L'affaire Krisztina Rády intervient dans un contexte de libération de la parole des victimes de violences conjugales. Le meurtre de Marie Trintignant en 2003 avait déjà fait de Bertrand Cantat un symbole des féminicides, mais le cas de Krisztina Rády était resté dans l'ombre. Karine Dusfour, qui a réalisé de nombreux documentaires sur les violences intrafamiliales, cherche à faire entendre la voix de cette femme "oubliée de l'histoire".

Dans son livre, elle décrit un comportement "sacrificiel" de Krisztina Rády, qui aurait appelé au secours sans être entendue.

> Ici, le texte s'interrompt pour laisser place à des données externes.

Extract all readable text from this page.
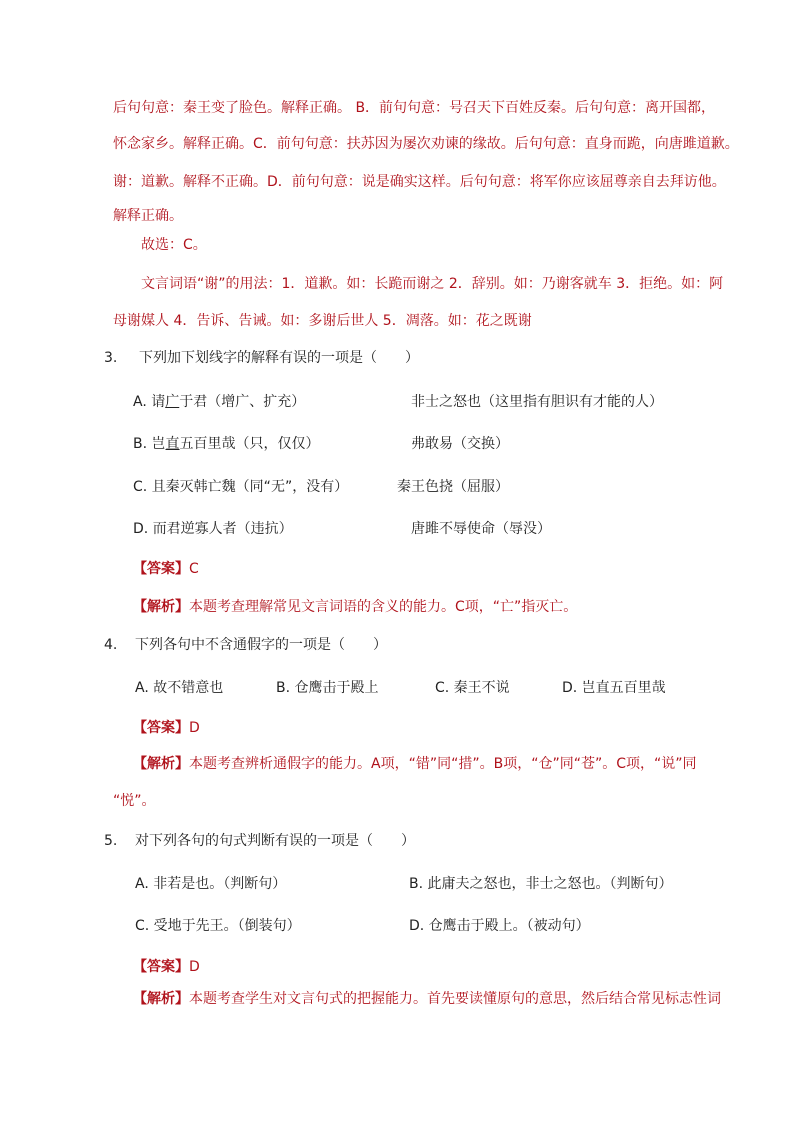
后句句意：秦王变了脸色。解释正确。 B．前句句意：号召天下百姓反秦。后句句意：离开国都，
怀念家乡。解释正确。C．前句句意：扶苏因为屡次劝谏的缘故。后句句意：直身而跪，向唐雎道歉。
谢：道歉。解释不正确。D．前句句意：说是确实这样。后句句意：将军你应该屈尊亲自去拜访他。
解释正确。
故选：C。
文言词语“谢”的用法：1．道歉。如：长跪而谢之 2．辞别。如：乃谢客就车 3．拒绝。如：阿
母谢媒人 4．告诉、告诫。如：多谢后世人 5．凋落。如：花之既谢
3. 下列加下划线字的解释有误的一项是（　　）
A. 请广于君（增广、扩充）	非士之怒也（这里指有胆识有才能的人）
B. 岂直五百里哉（只，仅仅）	弗敢易（交换）
C. 且秦灭韩亡魏（同“无”，没有）	秦王色挠（屈服）
D. 而君逆寡人者（违抗）	唐雎不辱使命（辱没）
【答案】C
【解析】本题考查理解常见文言词语的含义的能力。C项，“亡”指灭亡。
4. 下列各句中不含通假字的一项是（　　）
A. 故不错意也	B. 仓鹰击于殿上	C. 秦王不说	D. 岂直五百里哉
【答案】D
【解析】本题考查辨析通假字的能力。A项，“错”同“措”。B项，“仓”同“苍”。C项，“说”同
“悦”。
5. 对下列各句的句式判断有误的一项是（　　）
A. 非若是也。（判断句）	B. 此庸夫之怒也，非士之怒也。（判断句）
C. 受地于先王。（倒装句）	D. 仓鹰击于殿上。（被动句）
【答案】D
【解析】本题考查学生对文言句式的把握能力。首先要读懂原句的意思，然后结合常见标志性词
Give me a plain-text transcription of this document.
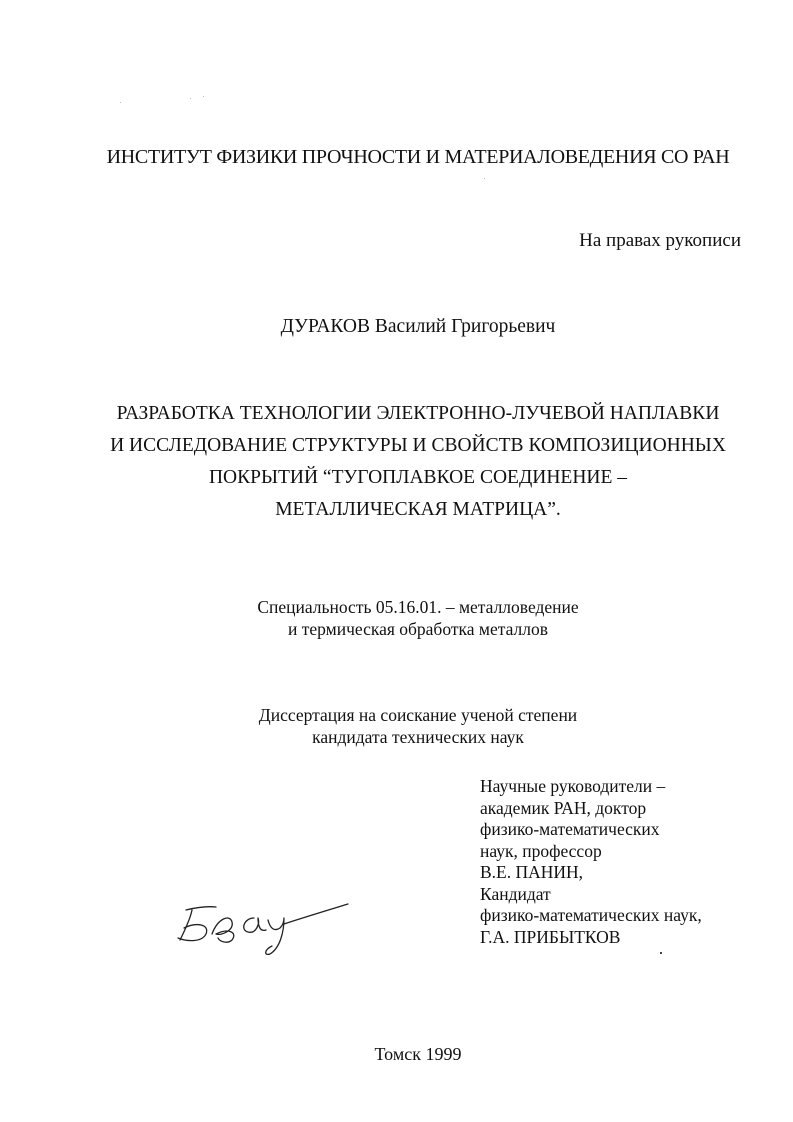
ИНСТИТУТ ФИЗИКИ ПРОЧНОСТИ И МАТЕРИАЛОВЕДЕНИЯ СО РАН
На правах рукописи
ДУРАКОВ Василий Григорьевич
РАЗРАБОТКА ТЕХНОЛОГИИ ЭЛЕКТРОННО-ЛУЧЕВОЙ НАПЛАВКИ
И ИССЛЕДОВАНИЕ СТРУКТУРЫ И СВОЙСТВ КОМПОЗИЦИОННЫХ
ПОКРЫТИЙ “ТУГОПЛАВКОЕ СОЕДИНЕНИЕ –
МЕТАЛЛИЧЕСКАЯ МАТРИЦА”.
Специальность 05.16.01. – металловедение
и термическая обработка металлов
Диссертация на соискание ученой степени
кандидата технических наук
Научные руководители –
академик РАН, доктор
физико-математических
наук, профессор
В.Е. ПАНИН,
Кандидат
физико-математических наук,
Г.А. ПРИБЫТКОВ
Томск 1999
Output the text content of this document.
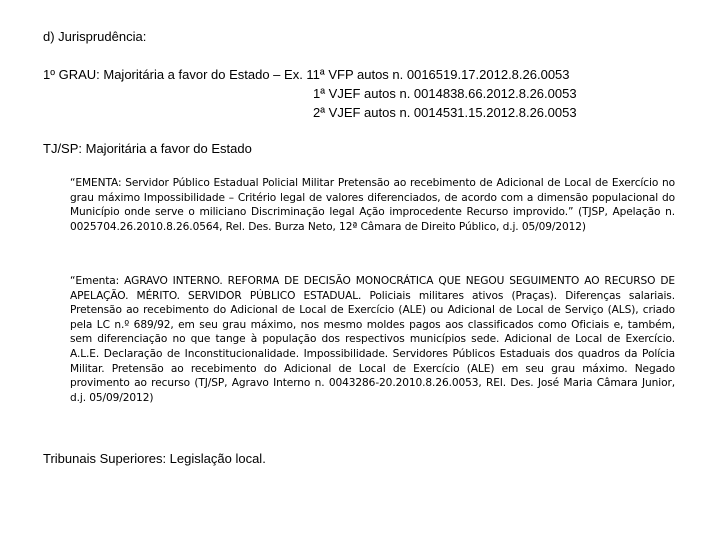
d) Jurisprudência:
1º GRAU: Majoritária a favor do Estado – Ex. 11ª VFP autos n. 0016519.17.2012.8.26.0053
1ª VJEF autos n. 0014838.66.2012.8.26.0053
2ª VJEF autos n. 0014531.15.2012.8.26.0053
TJ/SP: Majoritária a favor do Estado
“EMENTA: Servidor Público Estadual Policial Militar Pretensão ao recebimento de Adicional de Local de Exercício no grau máximo Impossibilidade – Critério legal de valores diferenciados, de acordo com a dimensão populacional do Município onde serve o miliciano Discriminação legal Ação improcedente Recurso improvido.” (TJSP, Apelação n. 0025704.26.2010.8.26.0564, Rel. Des. Burza Neto, 12ª Câmara de Direito Público, d.j. 05/09/2012)
“Ementa: AGRAVO INTERNO. REFORMA DE DECISÃO MONOCRÁTICA QUE NEGOU SEGUIMENTO AO RECURSO DE APELAÇÃO. MÉRITO. SERVIDOR PÚBLICO ESTADUAL. Policiais militares ativos (Praças). Diferenças salariais. Pretensão ao recebimento do Adicional de Local de Exercício (ALE) ou Adicional de Local de Serviço (ALS), criado pela LC n.º 689/92, em seu grau máximo, nos mesmo moldes pagos aos classificados como Oficiais e, também, sem diferenciação no que tange à população dos respectivos municípios sede. Adicional de Local de Exercício. A.L.E. Declaração de Inconstitucionalidade. Impossibilidade. Servidores Públicos Estaduais dos quadros da Polícia Militar. Pretensão ao recebimento do Adicional de Local de Exercício (ALE) em seu grau máximo. Negado provimento ao recurso (TJ/SP, Agravo Interno n. 0043286-20.2010.8.26.0053, REl. Des. José Maria Câmara Junior, d.j. 05/09/2012)
Tribunais Superiores: Legislação local.
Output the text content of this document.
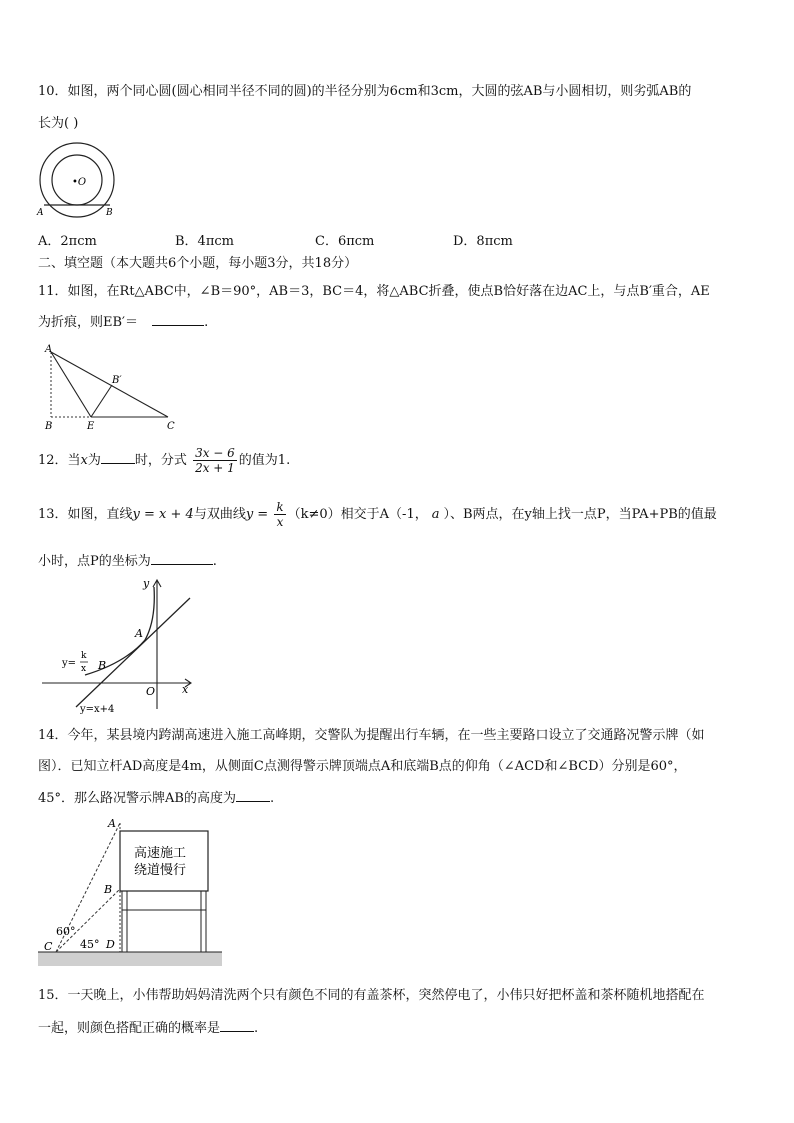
10．如图，两个同心圆(圆心相同半径不同的圆)的半径分别为6cm和3cm，大圆的弦AB与小圆相切，则劣弧AB的
长为( )
•O
A	B
A．2πcm	B．4πcm	C．6πcm	D．8πcm
二、填空题（本大题共6个小题，每小题3分，共18分）
11．如图，在Rt△ABC中，∠B＝90°，AB＝3，BC＝4，将△ABC折叠，使点B恰好落在边AC上，与点B′重合，AE
为折痕，则EB′＝	.
A
B′
B	E	C
12．当x为	时，分式 $\frac{3x - 6}{2x + 1}$ 的值为1.
13．如图，直线y = x + 4与双曲线$y = \frac{k}{x} (k\ne 0)$相交于A（-1， a ）、B两点，在y轴上找一点P，当PA+PB的值最
小时，点P的坐标为	.
y
x
O
A
B
y=
k
x
y=x+4
14．今年，某县境内跨湖高速进入施工高峰期，交警队为提醒出行车辆，在一些主要路口设立了交通路况警示牌（如
图）．已知立杆AD高度是4m，从侧面C点测得警示牌顶端点A和底端B点的仰角（∠ACD和∠BCD）分别是60°，
45°．那么路况警示牌AB的高度为	.
高速施工
绕道慢行
A
B
60°
45°
C	D
15．一天晚上，小伟帮助妈妈清洗两个只有颜色不同的有盖茶杯，突然停电了，小伟只好把杯盖和茶杯随机地搭配在
一起，则颜色搭配正确的概率是	.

La journaliste pointe également le silence des proches et des institutions, qui n'ont pas su protéger la victime. Cette publication relance le débat sur la prise en charge des femmes sous emprise et sur la nécessité de briser l'omerta qui entoure souvent ces drames.

Des réactions contrastées

Les avocats de Bertrand Cantat n'ont pas souhaité commenter dans l'immédiat, rappelant que l'enquête était en cours. De son côté, l'entourage de la famille de Krisztina Rády a salué la démarche de Karine Dusfour, espérant que la lumière soit enfin faite sur les circonstances du décès. Des associations féministes ont appelé à une meilleure formation des forces de l'ordre et de la justice face aux mécanismes d'emprise.

Karine Dusfour était invitée ce jeudi 10 septembre sur RTL, dans l'émission de Marc-Olivier Fogiel, pour présenter son ouvrage. Elle a également participé à l'émission C à Vous sur France 5. Son livre est disponible en librairie depuis le 10 septembre 2026.

Vers une reconnaissance du "suicide forcé" ?

Cette affaire pourrait faire jurisprudence en matière de violences psychologiques. En France, le suicide forcé n'est pas reconnu comme une infraction autonome, mais il peut être poursuivi sous la qualification de violences ayant entraîné la mort sans intention de la donner. Des associations demandent une évolution législative pour mieux prendre en compte l'emprise dans les procédures judiciaires.

L'enquête rouverte devra déterminer si Bertrand Cantat peut être tenu pénalement responsable du suicide de Krisztina Rády. En attendant, le livre de Karine Dusfour contribue à documenter un phénomène souvent invisible : celui des femmes qui, sous emprise, ne trouvent d'autre issue que la mort. Un sujet qui résonne avec d'autres affaires récentes, comme celle de Patrick Bruel où la parole des victimes reste fragile.